Councilor David Sinclair, who opposed the revised agreement, called for the five-year, 60/40 period to be eliminated, so that the city would get the all the revenue for the last 15 years of the TIF. The City Council rejected that amendment.

“I love the yard,” Sinclair said. He also agreed with Councilor Steve Brackett that the city’s revised TIF proposal was a step in the right direction, but said “it doesn’t quite get us there.”

“I fundamentally don’t buy the central premise that somehow, this (agreement), in whatever form, if it’s passed, will make the yard more competitive,” he said. “Because I don’t think you make a business more competitive by giving (it) a leg up … you make it more dependent.”

BIW and the city previously created two TIF districts in 1997 that include the shipyard.

“We appreciate the support of the council,” Jon Fitzgerald, vice president and general counsel at BIW, said after the panel’s vote. “Obviously we had a different proposal in front of the council, but we also understand this is a public process, and (we’ve had) no fewer than five appearances before the council, and a lot of input from the public.

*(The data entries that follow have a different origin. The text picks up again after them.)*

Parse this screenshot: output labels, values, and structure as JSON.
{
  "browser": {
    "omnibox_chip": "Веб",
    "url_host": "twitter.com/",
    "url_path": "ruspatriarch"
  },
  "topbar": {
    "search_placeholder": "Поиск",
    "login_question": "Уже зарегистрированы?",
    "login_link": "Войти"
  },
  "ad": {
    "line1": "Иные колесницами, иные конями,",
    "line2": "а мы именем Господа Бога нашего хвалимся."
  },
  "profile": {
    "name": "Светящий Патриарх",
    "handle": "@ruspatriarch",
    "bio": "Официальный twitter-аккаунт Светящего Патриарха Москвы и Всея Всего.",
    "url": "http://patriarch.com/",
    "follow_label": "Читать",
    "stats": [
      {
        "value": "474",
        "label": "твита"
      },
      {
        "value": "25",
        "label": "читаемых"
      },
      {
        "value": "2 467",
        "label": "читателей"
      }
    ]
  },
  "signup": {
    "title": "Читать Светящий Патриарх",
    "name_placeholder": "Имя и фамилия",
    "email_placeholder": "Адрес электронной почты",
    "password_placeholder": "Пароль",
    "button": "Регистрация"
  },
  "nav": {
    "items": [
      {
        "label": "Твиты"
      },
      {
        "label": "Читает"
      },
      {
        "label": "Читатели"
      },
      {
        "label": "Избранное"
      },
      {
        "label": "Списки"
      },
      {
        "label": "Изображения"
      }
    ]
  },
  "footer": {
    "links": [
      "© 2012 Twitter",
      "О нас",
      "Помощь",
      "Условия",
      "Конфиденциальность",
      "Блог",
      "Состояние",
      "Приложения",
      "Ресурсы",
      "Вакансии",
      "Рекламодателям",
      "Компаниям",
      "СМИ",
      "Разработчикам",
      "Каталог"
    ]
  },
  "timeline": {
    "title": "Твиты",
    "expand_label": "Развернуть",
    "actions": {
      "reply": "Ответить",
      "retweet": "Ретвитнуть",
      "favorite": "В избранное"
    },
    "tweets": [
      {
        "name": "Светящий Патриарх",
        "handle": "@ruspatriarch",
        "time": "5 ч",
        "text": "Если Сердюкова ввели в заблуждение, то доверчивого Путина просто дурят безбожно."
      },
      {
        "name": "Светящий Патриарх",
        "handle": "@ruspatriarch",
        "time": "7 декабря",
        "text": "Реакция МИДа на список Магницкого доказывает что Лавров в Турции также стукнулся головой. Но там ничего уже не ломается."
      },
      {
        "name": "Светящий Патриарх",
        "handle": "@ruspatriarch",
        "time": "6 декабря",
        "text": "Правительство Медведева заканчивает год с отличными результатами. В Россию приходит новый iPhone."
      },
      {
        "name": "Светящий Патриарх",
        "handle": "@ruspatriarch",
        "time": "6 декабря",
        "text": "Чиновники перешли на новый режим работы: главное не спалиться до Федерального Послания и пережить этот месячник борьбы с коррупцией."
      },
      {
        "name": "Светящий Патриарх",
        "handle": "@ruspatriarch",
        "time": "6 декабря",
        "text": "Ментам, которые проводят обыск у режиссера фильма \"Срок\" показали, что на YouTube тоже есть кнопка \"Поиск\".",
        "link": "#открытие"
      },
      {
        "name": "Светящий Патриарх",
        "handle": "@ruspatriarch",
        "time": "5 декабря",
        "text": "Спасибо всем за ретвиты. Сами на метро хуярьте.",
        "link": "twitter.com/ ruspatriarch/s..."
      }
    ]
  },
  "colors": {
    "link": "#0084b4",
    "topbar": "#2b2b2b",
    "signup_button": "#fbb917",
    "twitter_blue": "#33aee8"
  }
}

This is the end result.”

Bruce Gagnon of Bath, coordinator of the Global Network Against Weapons & Nuclear Power in Space and a member of TIF opponents Bath Citizens for Responsible TIF Action, had mixed feelings after the council vote.

“I think it was good they came a little bit our way,” he said. “… The only reason why they did that was because they heard overwhelmingly from the public.”

He commended Sinclair’s proposal to have the city get the full TIF revenue sooner, calling the councilor “extremely courageous” and saying Sinclair tried “to really represent the people that are hurting in the city.”